Part of Mary’s job is to find, screen, train, and support volunteers. Today, the jail has about 30 active community volunteers and plenty of programming for the inmates. The programs are designed to challenge participants to accept responsibility for their behavior and to take deliberate steps towards change.
The goal is to provide inmates with the tools necessary to help them stay out of jail once they have returned to our community. Key topics include: personal relationships, criminal thinking and behavior, controlling negative emotions, chemical dependency, and parenting.
Community volunteers and agencies have really come together to support the jail’s mission. Meaningful inmate programs would not be possible without their support. The jail partners with local churches and other agencies like the Parenting Resource Center, Crime Victims Resource Center, and our local AA club, to name a few.
Most recently, the jail has partnered with probation officers from Correctional Services who facilitate a cognitive behavioral program called “Decision Points” that is making a promising impact. Mary says the inmates love this program because it focuses on their own real life situations and it helps them learn to make decisions for a more favorable outcome.

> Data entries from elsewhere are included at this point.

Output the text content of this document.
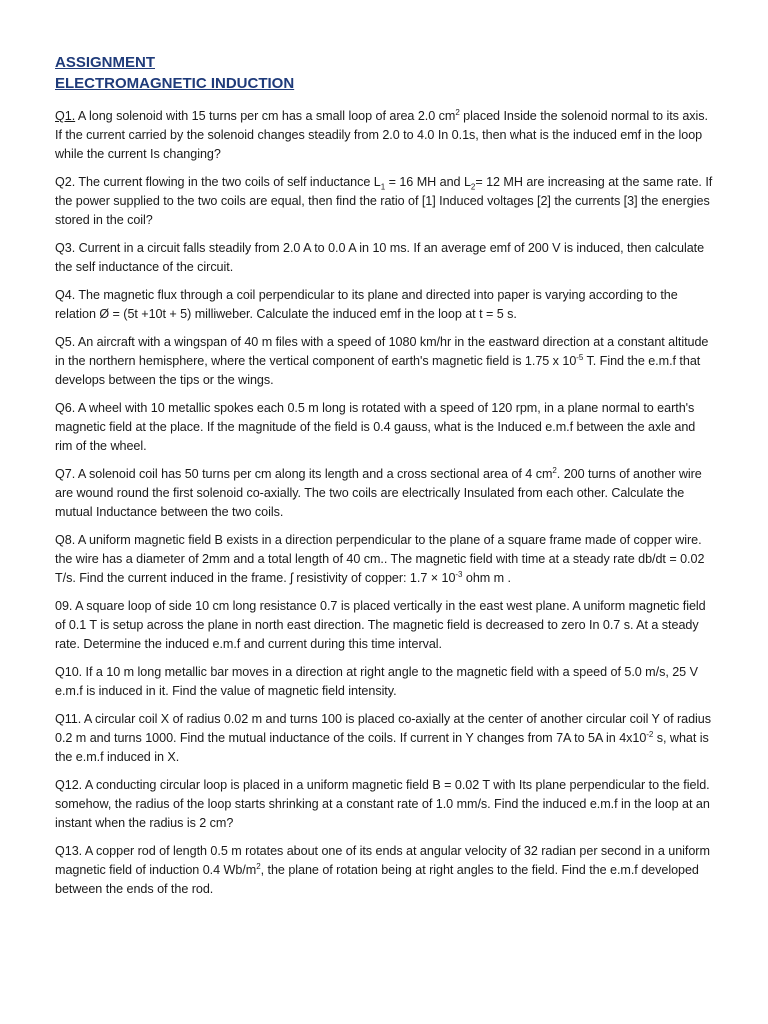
ASSIGNMENT

ELECTROMAGNETIC INDUCTION

Q1. A long solenoid with 15 turns per cm has a small loop of area 2.0 $cm^2$ placed Inside the solenoid normal to its axis. If the current carried by the solenoid changes steadily from 2.0 to 4.0 In 0.1s, then what is the induced emf in the loop while the current Is changing?

Q2. The current flowing in the two coils of self inductance $L_1 = 16$ MH and $L_2= 12$ MH are increasing at the same rate. If the power supplied to the two coils are equal, then find the ratio of [1] Induced voltages [2] the currents [3] the energies stored in the coil?

Q3. Current in a circuit falls steadily from 2.0 A to 0.0 A in 10 ms. If an average emf of 200 V is induced, then calculate the self inductance of the circuit.

Q4. The magnetic flux through a coil perpendicular to its plane and directed into paper is varying according to the relation Ø = (5t +10t + 5) milliweber. Calculate the induced emf in the loop at t = 5 s.

Q5. An aircraft with a wingspan of 40 m files with a speed of 1080 km/hr in the eastward direction at a constant altitude in the northern hemisphere, where the vertical component of earth's magnetic field is 1.75 x $10^{-5}$ T. Find the e.m.f that develops between the tips or the wings.

Q6. A wheel with 10 metallic spokes each 0.5 m long is rotated with a speed of 120 rpm, in a plane normal to earth's magnetic field at the place. If the magnitude of the field is 0.4 gauss, what is the Induced e.m.f between the axle and rim of the wheel.

Q7. A solenoid coil has 50 turns per cm along its length and a cross sectional area of 4 $cm^2$. 200 turns of another wire are wound round the first solenoid co-axially. The two coils are electrically Insulated from each other. Calculate the mutual Inductance between the two coils.

Q8. A uniform magnetic field B exists in a direction perpendicular to the plane of a square frame made of copper wire. the wire has a diameter of 2mm and a total length of 40 cm.. The magnetic field with time at a steady rate db/dt = 0.02 T/s. Find the current induced in the frame. ʃ resistivity of copper: $1.7 \times 10^{-3}$ ohm m .

09. A square loop of side 10 cm long resistance 0.7 is placed vertically in the east west plane. A uniform magnetic field of 0.1 T is setup across the plane in north east direction. The magnetic field is decreased to zero In 0.7 s. At a steady rate. Determine the induced e.m.f and current during this time interval.

Q10. If a 10 m long metallic bar moves in a direction at right angle to the magnetic field with a speed of 5.0 m/s, 25 V e.m.f is induced in it. Find the value of magnetic field intensity.

Q11. A circular coil X of radius 0.02 m and turns 100 is placed co-axially at the center of another circular coil Y of radius 0.2 m and turns 1000. Find the mutual inductance of the coils. If current in Y changes from 7A to 5A in $4x10^{-2}$ s, what is the e.m.f induced in X.

Q12. A conducting circular loop is placed in a uniform magnetic field B = 0.02 T with Its plane perpendicular to the field. somehow, the radius of the loop starts shrinking at a constant rate of 1.0 mm/s. Find the induced e.m.f in the loop at an instant when the radius is 2 cm?

Q13. A copper rod of length 0.5 m rotates about one of its ends at angular velocity of 32 radian per second in a uniform magnetic field of induction 0.4 $Wb/m^2$, the plane of rotation being at right angles to the field. Find the e.m.f developed between the ends of the rod.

Last year, Mower County was awarded the 2019 MJPS Kay Siebrass Program of the Year award for its partnership with Recovery Is Happening (RIH) from Rochester. RIH is Minnesota’s leading non-profit, full service Recovery Community Organization. It was through MJPS that Mary was introduced to its founder and Executive Director, Tiffany Hunsley.
Tiffany’s story is remarkable and inspiring. She personally battled and persevered through substance use challenges herself and made the decision in 2011 to dedicate her life to serving others.

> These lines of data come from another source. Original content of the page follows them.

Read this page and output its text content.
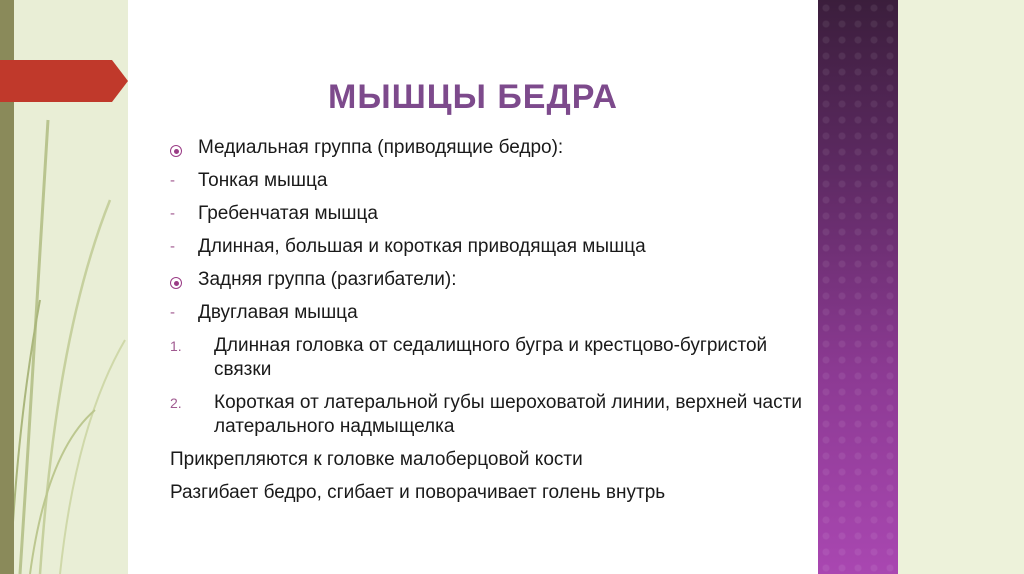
МЫШЦЫ БЕДРА
Медиальная группа (приводящие бедро):
-	Тонкая мышца
-	Гребенчатая мышца
-	Длинная, большая и короткая приводящая мышца
Задняя группа (разгибатели):
-	Двуглавая мышца
1.	Длинная головка от седалищного бугра и крестцово-бугристой связки
2.	Короткая от латеральной губы шероховатой линии, верхней части латерального надмыщелка
Прикрепляются к головке малоберцовой кости
Разгибает бедро, сгибает и поворачивает голень внутрь
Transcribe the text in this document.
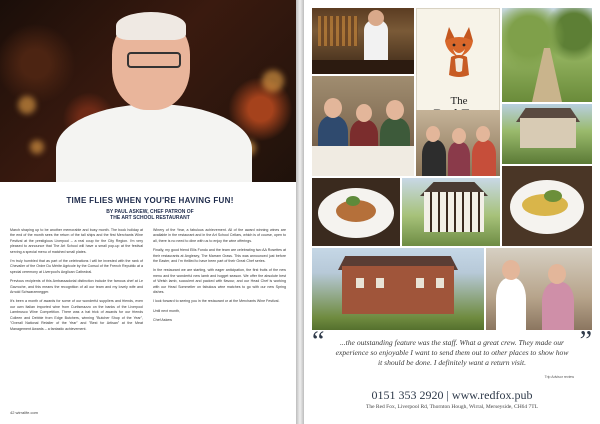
TIME FLIES WHEN YOU'RE HAVING FUN!
BY PAUL ASKEW, CHEF PATRON OF
THE ART SCHOOL RESTAURANT

March shaping up to be another memorable and busy month. The book holiday at the end of the month sees the return of the tall ships and the first Merchants Wine Festival at the prestigious Liverpool – a real coup for the City Region. I'm very pleased to announce that The Art School will have a small pop-up at the festival serving a special menu of matched small plates.

I'm truly humbled that as part of the celebrations I will be invested with the rank of Chevalier of the Ordre Du Mérite Agricole by the Consul of the French Republic at a special ceremony at Liverpool's Anglican Cathedral.

Previous recipients of this Ambassadorial distinction include the famous chef at Le Gavroche, and this means the recognition of all our team and my lovely wife and Arnold Schwarzenegger.

It's been a month of awards for some of our wonderful suppliers and friends, even our own Italian imported wine from Curtismazzo on the banks of the Liverpool Lambrusco Wine Competition. There was a hat trick of awards for our friends Colleen and Debbie from Edge Butchers, winning "Butcher Shop of the Year", "Overall National Retailer of the Year" and "Best for Artisan" at the Meat Management Awards – a fantastic achievement.

Winery of the Year, a fabulous achievement. All of the award winning wines are available in the restaurant and in the Art School Cellars, which is of course, open to all, there is no need to dine with us to enjoy the wine offerings.

Finally, my good friend Ellis Fondo and the team are celebrating two AA Rosettes at their restaurants at Anglesey, The Marram Grass. This was announced just before the Easter, and I'm thrilled to have been part of their Great Chef series.

In the restaurant we are starting, with eager anticipation, the first fruits of the new menu and the wonderful new lamb and hogget season. We offer the absolute best of Welsh lamb, succulent and packed with flavour, and our Head Chef is working with our Head Sommelier on fabulous wine matches to go with our new Spring dishes.

I look forward to seeing you in the restaurant or at the Merchants Wine Festival.

Until next month,

Chef Askew

42 wirralife.com
The
“	...the outstanding feature was the staff. What a great crew. They made our experience so enjoyable I want to send them out to other places to show how it should be done. I definitely want a return visit.
”
Trip Advisor review
0151 353 2920 | www.redfox.pub
The Red Fox, Liverpool Rd, Thornton Hough, Wirral, Merseyside, CH64 7TL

RIH trains former addicts now living a life of recovery to become Peer Recovery Specialists to help those currently struggling. The jail has two Peer Recovery Specialists that meet with the inmates in jail and then help them get connected to the right resources when they get out of jail. Mary says that Austin’s recovery community is really starting to flourish, due in part to the addition of the work that RIH is doing in our community.
Also last year, the Mower County Sheriff’s Office hosted its first jail volunteer appreciation party in May 2019. “It was a blessing to be a part of it,” Mary said. Five former inmates came to say thank you to the volunteers for the help they received while they were in jail. One of those former inmates is now employed by RIH as a Peer Recovery Specialist and helping those that are currently incarcerated transition into a life of recovery.
“It doesn’t get any better than that!” she said.
It is times like this that keeps Mary going at her extraordinarily difficult job. Small signs that her work has made a difference in lives, plus the philosophy that “Wherever you are, do the best you can” are the ways that she finds strength, along with a strong faith and a supportive family.
“I certainly don’t do this work alone,” Mary said. “It’s thanks to the jail staff for their hard work in keeping our community safe and to the volunteers for their dedication to making a difference in the lives of others.”
Thank you, Mary Davidson, and to your colleagues for doing this highly specialized and challenging work that you do to make Austin a safer and better place.